A SERVICE to remember the men from Pembrokeshire who fought in Normandy 75 years ago was held in Milford Haven today (June 6).

The ceremony commemorating the 75th anniversary of the D-Day landings on the beaches of Normandy took place at the Rath, Milford Haven at 11am, with veterans and members of the public standing in silence to remember those who died in battle in June 1944.

The service was conducted by Mr Steve Traynar, with standards held up for the Normandy Veterans Association, branches of the Royal British Legion and the Royal Naval Association.

Neil Jackson, who organised the service, said it had been pleasing to see so many people from across Pembrokeshire attending.

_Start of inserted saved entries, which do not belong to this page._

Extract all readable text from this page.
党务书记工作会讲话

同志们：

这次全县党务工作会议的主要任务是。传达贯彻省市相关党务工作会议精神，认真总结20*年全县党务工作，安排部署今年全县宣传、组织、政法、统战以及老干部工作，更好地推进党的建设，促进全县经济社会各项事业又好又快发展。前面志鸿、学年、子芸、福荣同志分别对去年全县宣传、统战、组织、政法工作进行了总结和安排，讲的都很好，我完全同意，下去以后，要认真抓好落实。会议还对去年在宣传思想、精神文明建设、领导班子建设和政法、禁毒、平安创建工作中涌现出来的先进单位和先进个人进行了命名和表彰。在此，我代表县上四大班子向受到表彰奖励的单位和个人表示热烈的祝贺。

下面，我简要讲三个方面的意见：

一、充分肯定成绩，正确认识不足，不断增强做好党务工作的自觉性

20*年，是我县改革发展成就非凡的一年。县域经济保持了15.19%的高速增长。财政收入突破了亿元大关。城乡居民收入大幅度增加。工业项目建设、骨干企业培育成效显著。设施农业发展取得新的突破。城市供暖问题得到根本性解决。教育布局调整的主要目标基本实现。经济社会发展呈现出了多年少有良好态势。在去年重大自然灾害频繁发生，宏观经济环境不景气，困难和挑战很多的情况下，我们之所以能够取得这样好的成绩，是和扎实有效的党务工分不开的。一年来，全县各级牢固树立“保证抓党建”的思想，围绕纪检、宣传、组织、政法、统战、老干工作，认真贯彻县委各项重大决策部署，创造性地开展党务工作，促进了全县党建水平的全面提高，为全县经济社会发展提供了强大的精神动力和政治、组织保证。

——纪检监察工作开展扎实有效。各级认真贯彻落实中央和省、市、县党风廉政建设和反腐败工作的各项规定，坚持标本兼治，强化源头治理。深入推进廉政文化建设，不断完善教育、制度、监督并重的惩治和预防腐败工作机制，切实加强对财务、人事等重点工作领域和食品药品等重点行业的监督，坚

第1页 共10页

“We have had people from as far away as Fishguard and Cardigan. I am very pleased that this has brought people down all the way from that distance,” he said.

“We have had probably the most standards we have ever had at this service.”

The service included a reading of the Act of Remembrance, followed by the Last Post and a silence.

After the Reveille was played, piper Graham Phillips played the Piper’s Lament and wreaths were laid.

Prayers were also read and the crowd joined in with the Prayer of Dedication.

The D-Day landings started on June 6, 1944, when the allies were transported onto beaches in Normandy to fight the Nazis.

The beaches were codenamed, with Utah and Omaha named for the American forces and Gold, Juno and Sword beaches for the Commonwealth forces.

Other forces landed from air at strategic points by parachute and glider.

Some of the glider pilots landed within 50 yards of their objective points, especially at Pegasus Bridge under the command of Major Howard.

The bridge was a main access over the Caen Canal and the River Orme for the allied forces.

Eventually, thirty-nine allied divisions took part the Battle of Normandy.